Due gli indizi che potrebbero portare su questa strada: da un lato il criterio per la scelta del segretario, dall’altra la modalità di scelta del segretario. La questione della modalità della scelta è presto spiegata: il Pd – in questa grande fase di difficoltà in cui vive il dramma di dover spiegare al suo popolo la scelta di stringere un’alleanza di governo con lo stesso Caimano descritto dal Pd fino a qualche giorno fa come un Diavolo a tre teste perfetto per occupare uno dei più infernali gironi danteschi – piuttosto che tentare di sfruttare l’occasione storica di riscrivere con spirito costituente le regole del gioco con i nemici di una vita, ha scelto di chiudersi su se stesso e di rinunciare alla possibilità di eleggere il suo segretario con quella stessa tecnica che aveva trasformato il segretario del Pd in una figura forte, innovativa e pienamente legittimata dal suo popolo: le primarie. Invece no: il Pd sta discutendo in questi giorni se al prossimo congresso (che sarà in autunno) non valga la pena di trasformare l’elezione dal “basso” del segretario, in un’elezione dall’“alto” del segretario e in sostanza (cosa alla quale, clamorosamente, sarebbe d’accordo anche il più americano dei leader del Pd, Matteo Renzi) di sostituire gli iscritti ai militanti per evitare sorprese e per avere, in una logica complicata da decifrare, un leader del partito che sappia rappresentare bene ciò che deve rappresentare in questa fase Cencelli.

Secondo problema: la scelta, ancora una volta, di separare in modo esplicito la leadership di un partito con la leadership della coalizione, e in questo caso addirittura del premier. Qui il problema è più sottile ma per certi versi più grave, e anche se in molti nel Pd fanno finta di niente e fischiettano allegramente parlando di questo tema senza rendersi conto delle gravi conseguenze che la scelta potrebbe portare, la non coincidenza tra leadership e premiership rischia di trasformare il Pd in una creatura più simile ai partiti del passato che ai partiti del futuro.

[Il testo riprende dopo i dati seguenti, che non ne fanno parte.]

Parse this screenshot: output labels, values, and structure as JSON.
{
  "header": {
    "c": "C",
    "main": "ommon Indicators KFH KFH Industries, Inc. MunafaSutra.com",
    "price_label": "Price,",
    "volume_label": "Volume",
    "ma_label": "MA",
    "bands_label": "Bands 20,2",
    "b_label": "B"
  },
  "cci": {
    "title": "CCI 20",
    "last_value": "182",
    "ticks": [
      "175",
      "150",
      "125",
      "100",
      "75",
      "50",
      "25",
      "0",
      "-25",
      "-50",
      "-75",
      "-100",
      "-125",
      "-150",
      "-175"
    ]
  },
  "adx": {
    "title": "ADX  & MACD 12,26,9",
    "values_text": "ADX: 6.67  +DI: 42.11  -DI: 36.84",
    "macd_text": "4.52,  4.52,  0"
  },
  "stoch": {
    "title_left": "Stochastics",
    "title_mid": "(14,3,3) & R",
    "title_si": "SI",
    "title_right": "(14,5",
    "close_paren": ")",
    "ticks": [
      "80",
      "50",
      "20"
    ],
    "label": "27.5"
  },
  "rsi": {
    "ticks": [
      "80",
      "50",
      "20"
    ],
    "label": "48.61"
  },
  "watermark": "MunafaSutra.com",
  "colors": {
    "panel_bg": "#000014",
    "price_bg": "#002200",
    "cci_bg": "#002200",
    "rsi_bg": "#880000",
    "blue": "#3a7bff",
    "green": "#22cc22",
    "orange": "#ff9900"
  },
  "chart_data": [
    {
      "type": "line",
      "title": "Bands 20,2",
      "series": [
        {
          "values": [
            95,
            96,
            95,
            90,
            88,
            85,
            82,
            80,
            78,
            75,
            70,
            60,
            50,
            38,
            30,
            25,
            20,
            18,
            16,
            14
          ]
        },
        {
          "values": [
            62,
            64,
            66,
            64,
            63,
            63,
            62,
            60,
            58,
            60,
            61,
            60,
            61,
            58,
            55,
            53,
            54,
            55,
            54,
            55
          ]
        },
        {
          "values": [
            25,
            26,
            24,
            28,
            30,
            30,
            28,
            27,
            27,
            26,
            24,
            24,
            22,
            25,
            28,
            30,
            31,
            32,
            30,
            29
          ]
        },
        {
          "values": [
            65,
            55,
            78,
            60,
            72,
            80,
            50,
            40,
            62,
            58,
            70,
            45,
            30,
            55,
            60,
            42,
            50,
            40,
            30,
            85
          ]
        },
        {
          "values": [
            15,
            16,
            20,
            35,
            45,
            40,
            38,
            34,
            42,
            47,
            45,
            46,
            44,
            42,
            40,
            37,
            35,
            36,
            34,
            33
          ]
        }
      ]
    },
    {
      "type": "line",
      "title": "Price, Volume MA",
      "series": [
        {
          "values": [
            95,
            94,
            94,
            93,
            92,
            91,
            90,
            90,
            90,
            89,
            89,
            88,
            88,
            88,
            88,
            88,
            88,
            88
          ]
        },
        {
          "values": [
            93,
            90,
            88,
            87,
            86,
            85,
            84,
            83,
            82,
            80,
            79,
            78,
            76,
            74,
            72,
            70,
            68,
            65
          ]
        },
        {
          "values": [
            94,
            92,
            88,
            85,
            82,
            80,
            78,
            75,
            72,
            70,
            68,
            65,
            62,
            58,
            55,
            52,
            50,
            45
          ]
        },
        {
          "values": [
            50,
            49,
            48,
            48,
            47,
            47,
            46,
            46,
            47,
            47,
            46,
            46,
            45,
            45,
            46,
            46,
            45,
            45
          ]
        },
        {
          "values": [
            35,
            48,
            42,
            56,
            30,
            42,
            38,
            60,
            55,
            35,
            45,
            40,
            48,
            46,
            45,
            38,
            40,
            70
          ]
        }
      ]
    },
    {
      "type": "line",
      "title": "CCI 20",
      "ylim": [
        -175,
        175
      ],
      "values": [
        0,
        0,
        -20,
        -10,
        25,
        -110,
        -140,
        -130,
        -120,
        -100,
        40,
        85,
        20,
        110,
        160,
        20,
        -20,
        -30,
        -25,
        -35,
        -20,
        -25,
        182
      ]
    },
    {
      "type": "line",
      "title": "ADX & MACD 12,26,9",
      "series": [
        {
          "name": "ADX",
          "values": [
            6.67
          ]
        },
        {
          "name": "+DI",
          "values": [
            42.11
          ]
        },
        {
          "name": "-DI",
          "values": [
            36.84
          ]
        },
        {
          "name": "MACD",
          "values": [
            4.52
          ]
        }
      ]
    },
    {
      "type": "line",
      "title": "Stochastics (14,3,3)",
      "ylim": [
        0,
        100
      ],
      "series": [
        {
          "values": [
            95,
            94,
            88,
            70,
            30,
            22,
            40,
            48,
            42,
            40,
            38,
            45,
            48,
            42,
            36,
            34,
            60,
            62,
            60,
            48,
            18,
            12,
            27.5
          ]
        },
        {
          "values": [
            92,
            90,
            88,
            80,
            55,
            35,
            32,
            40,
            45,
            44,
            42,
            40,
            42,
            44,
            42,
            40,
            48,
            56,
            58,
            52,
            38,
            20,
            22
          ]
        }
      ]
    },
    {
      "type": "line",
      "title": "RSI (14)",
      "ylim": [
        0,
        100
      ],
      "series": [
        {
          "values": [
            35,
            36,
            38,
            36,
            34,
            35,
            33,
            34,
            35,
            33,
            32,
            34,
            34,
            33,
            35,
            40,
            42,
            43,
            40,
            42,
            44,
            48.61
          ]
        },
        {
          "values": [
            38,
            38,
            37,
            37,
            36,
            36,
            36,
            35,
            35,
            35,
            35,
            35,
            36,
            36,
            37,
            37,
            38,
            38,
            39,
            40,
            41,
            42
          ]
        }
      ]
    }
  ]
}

Intendiamoci: è comprensibile che il Pd sia preoccupato, tra le altre cose, che uno sbilanciamento “verso il centro” rischi di far imbestialire l’azionista di maggioranza più di sinistra del partito, ovvero la Cgil, ma il fatto che (a) nessuno abbia pensato che Enrico Letta oltre che fare il presidente del Consiglio dovrebbe fare anche il leader del Pd, e che (b) nessuno abbia ancora alzato la mano per opporsi a quella modifica dello statuto che dovrebbe essere presentato sabato in Assemblea nazionale del Pd, e che separerà in modo distinto la figura del prossimo candidato premier con quella del prossimo segretario del Pd, apre degli scenari che sarebbe da matti non considerare.

Perché qui non si tratta soltanto della questione Cencelli, bensì di un problema più grave che dietro il termine “equilibrio” nasconde la parola, e stavolta davvero, “scissione”. Anche qui il problema è semplice: un leader di sinistra, o in qualche modo alternativo all’attuale premier, rischia di non portare soltanto a un equilibrio del centrosinistra, ma rischia di diventare una figura alternativa rispetto allo stesso premier, e considerando che il Pd vive con sofferenza un’occasione storica come quella della grande coalizione non è facile prevedere che se il Pd avrà un leader molto di sinistra, questo leader diventerà una spina nel fianco dello stesso governo del Pd, e in qualche modo nei prossimi mesi piuttosto che togliere le famose castagne dal fuoco al presidente Enrico Letta contribuirà a far divampare l’incendio sotto la sedia dell’attuale presidente del Consiglio. Il senso del Pd invece, come è noto, era quello di essere qualcosa di diverso rispetto a un partito di lotta e di governo. Doveva essere un partito di governo, punto. E se il Pd prenderà davvero la strada che sembra voler prendere, il rischio è che a furia di sfogliare il Cencelli il Pd di lotta e di governo sarà sempre più di lotta e inevitabilmente sempre meno di governo. Ne vale davvero la pena?